Britvic launches science-based carbon emissions targets: Britvic has announced new carbon emissions reduction targets that have been independently verified by the Science Based Target initiatives (SBTi). The targets are in line with the goals of the Paris Agreement in moves to prevent a global temperature rise of 1.5°C. With the support of carbon management company Carbon Credentials, Britvic has committed to halving emissions from its operations by 2025 and achieving net zero emissions by 2050. Britvic has also set the target of a 35% reduction in emissions by 2025 across its extended value chain, including harvesting ingredients and recycling packaging, and will measure all targets against its 2017 baseline. To reach the 2025 target, Britvic is making strategic changes to operations such as installing biomass boilers to power manufacturing and switching from steel to aluminium cans. Last year the business moved to using 100% renewable electricity in all its manufacturing sites in Britain, in line with similar moves in Ireland and Brazil. Britvic supply chain director Clive Hooper said: “We recognise the escalating urgency and ambition required to tackle the issue of climate change and are committed to stepping up our role in addressing this.” The SBTi has said 285 companies with approved science-based targets are set to eliminate 265 million tonnes of emissions from their operations, equivalent to closing 68 coal-fired power plants.
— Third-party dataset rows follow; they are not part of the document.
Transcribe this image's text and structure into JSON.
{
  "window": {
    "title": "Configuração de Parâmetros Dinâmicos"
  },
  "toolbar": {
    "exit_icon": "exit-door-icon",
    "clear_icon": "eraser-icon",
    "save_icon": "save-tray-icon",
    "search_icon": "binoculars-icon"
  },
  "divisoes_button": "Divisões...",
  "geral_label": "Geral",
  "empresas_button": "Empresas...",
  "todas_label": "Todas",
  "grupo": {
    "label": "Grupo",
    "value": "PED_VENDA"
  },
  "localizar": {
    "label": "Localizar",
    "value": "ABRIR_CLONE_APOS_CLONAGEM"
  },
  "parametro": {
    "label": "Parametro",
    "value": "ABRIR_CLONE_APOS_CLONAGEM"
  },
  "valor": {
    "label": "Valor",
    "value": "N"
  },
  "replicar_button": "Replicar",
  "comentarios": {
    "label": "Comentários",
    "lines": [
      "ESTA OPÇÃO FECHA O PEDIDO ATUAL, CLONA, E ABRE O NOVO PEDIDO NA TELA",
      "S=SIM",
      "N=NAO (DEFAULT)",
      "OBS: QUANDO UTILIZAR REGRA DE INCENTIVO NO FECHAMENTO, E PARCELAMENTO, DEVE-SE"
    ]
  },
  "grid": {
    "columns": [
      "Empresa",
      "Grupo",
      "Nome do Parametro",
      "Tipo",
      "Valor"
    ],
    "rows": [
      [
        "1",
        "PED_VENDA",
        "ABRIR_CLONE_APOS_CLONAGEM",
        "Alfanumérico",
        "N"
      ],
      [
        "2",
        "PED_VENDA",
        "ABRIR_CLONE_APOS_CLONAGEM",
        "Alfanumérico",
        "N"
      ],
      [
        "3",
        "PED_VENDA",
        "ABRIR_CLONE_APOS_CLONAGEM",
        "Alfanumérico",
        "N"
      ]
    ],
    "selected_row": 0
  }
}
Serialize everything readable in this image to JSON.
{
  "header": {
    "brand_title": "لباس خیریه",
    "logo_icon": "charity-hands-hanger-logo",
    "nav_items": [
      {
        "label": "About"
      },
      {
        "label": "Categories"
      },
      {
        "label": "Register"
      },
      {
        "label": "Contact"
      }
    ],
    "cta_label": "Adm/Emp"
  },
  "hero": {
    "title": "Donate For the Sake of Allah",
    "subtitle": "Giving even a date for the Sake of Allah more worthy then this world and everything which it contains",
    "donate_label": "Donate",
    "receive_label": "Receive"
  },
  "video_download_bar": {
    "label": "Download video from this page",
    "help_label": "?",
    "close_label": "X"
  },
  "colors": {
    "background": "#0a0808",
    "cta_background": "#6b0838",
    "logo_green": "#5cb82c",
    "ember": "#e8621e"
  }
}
Unity Brewing Co opens new headquarters: Southampton-based Unity Brewing Co has opened its new headquarters. The company has launched the premises in Princes Street having raised £200,000 on crowdfunding platform Crowdcube earlier this year. Unity Brewing Co leased the 4,000 square foot site during the summer and has just completed its fit-out. The company was previously based on the Belgrave Industrial Estate in the city. It raised the funds to take on larger premises, buy equipment to double capacity and build a taproom. Founder and head brewer Jimmy Hatherley said: “The set-up we now have will enable us to grow the business and we look forward to an exciting future.” Holloway Iliffe & Mitchell acted for Unity Brewing Co on the deal.